Mary e Haifaa

Arriva nelle sale un film su Mary Wollstonecraft Godwin (interpretata da Elle Fanning) che divenne Mary Shelley a seguito della tempestosa relazione con il poeta romantico Percy Bysshe Shelley (Douglas Booth).
Un’unione esplosiva per la sua intensità e le idee progressiste dei due. Al punto che, ostacolati dalle famiglie, sono costretti a fuggire. A soli 18 anni, Mary sfida i preconcetti contro l’emancipazione femminile, il suo legame, il suo lavoro di scrittrice. Un film che ha molto a che vedere con l’Italia e in particolare con Lucca. Si mette in scena infatti anche la famosa sera del 16 giugno 1816 quando Lord Byron, il suo medico personale John Polidori, Percy Bysshe Shelley, la futura moglie Mary Wollstonecraft, la sorellastra di lei e amante di Byron Claire Clairmont si riunirono presso Villa Diodati, nel sobborgo ginevrino di Cologny, in Svizzera. Secondo la leggenda Byron, Polidori e Mary Shelley si sfidarono a scrivere racconti e nacque fra l’altro Frankenstein. I Diodati erano una nobile famiglia famiglia lucchese convertitasi al calvinismo e perciò costretta ad abbandonare la città nel XVI sec.

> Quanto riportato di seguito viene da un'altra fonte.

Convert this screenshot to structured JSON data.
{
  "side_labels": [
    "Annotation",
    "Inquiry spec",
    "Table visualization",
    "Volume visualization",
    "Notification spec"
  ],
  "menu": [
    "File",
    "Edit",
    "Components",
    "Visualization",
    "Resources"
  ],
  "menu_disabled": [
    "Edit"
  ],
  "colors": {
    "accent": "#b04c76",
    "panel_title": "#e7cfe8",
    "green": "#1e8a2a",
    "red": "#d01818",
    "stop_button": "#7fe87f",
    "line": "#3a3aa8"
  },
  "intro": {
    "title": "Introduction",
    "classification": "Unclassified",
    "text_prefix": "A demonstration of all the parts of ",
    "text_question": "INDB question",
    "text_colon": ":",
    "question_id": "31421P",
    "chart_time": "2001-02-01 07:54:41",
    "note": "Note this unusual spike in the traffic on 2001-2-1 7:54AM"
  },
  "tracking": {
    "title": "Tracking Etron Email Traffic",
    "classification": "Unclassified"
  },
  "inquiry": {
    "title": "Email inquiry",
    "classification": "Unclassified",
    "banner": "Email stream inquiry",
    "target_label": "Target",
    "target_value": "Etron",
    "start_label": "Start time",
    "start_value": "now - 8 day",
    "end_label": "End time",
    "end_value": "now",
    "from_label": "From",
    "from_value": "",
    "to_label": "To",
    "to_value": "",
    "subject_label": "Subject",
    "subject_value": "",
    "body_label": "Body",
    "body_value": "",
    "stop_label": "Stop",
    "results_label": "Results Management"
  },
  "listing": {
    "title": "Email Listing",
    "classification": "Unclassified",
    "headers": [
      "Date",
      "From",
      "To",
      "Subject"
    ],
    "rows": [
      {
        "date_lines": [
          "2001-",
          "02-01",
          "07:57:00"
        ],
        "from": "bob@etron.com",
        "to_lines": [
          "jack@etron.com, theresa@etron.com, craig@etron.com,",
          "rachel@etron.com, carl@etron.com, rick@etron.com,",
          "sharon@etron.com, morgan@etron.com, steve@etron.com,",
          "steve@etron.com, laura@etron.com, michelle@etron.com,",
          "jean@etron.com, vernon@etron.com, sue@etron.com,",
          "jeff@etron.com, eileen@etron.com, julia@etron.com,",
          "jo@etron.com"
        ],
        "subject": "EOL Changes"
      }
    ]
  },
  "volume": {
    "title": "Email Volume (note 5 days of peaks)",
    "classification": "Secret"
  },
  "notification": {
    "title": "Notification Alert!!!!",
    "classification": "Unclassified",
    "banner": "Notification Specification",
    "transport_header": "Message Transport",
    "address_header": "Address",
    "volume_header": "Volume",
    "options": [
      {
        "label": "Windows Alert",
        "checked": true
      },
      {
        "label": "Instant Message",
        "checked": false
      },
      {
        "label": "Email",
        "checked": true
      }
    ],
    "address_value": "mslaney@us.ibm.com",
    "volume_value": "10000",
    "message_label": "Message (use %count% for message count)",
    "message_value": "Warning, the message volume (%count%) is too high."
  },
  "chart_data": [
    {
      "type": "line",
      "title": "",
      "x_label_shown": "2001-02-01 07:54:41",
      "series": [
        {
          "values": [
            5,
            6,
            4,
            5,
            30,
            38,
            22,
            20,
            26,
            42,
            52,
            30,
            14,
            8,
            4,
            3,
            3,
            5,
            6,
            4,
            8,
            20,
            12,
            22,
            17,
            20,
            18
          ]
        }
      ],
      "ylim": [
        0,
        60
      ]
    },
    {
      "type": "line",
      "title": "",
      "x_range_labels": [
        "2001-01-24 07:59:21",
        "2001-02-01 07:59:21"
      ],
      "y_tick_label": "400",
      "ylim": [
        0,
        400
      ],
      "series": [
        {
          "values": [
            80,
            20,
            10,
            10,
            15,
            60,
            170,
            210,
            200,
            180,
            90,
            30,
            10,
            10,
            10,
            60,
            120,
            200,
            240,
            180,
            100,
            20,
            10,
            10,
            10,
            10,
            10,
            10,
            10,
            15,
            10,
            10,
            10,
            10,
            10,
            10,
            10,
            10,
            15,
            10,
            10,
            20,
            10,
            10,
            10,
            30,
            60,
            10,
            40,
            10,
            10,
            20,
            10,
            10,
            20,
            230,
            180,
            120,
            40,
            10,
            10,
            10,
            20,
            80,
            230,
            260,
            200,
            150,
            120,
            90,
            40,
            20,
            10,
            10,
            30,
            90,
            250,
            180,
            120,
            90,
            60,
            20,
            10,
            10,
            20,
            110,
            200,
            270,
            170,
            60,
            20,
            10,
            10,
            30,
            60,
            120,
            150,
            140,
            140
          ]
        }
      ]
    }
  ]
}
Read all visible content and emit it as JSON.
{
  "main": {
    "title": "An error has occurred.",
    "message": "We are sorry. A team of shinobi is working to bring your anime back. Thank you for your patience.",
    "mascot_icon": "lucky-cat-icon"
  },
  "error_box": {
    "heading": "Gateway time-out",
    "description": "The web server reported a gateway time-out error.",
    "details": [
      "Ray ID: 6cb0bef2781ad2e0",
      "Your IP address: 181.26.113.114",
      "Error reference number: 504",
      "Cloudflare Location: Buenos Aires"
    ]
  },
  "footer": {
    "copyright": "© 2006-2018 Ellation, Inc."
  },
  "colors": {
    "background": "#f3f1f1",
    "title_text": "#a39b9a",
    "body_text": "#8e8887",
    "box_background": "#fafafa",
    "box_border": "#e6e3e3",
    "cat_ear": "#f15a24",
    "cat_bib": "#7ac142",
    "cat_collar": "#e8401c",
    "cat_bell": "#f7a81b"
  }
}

Byron, Percy e Mary e tanti altri poeti e letterati frequentarono a lungo il Golfo di La Spezia poi chiamato Golfo dei Poeti. San Terenzo ospitò Percy e Mary Shelley e il figlio Percy Florence, gli amici Jane ed Edward Williams. Percy Bysshe Shelley l’8 luglio 1822 partì da Livorno alla volta di san Terenzo a bordo del “Don Juan”, uno schooner di 28 piedi costruito a Genova, che il Poeta aveva ribattezzato con il nome di “Ariel”.
Accompagnavano Shelley nella traversata il capitano ed amico Edward Eleker Williams e il marinaio Charles Vivian.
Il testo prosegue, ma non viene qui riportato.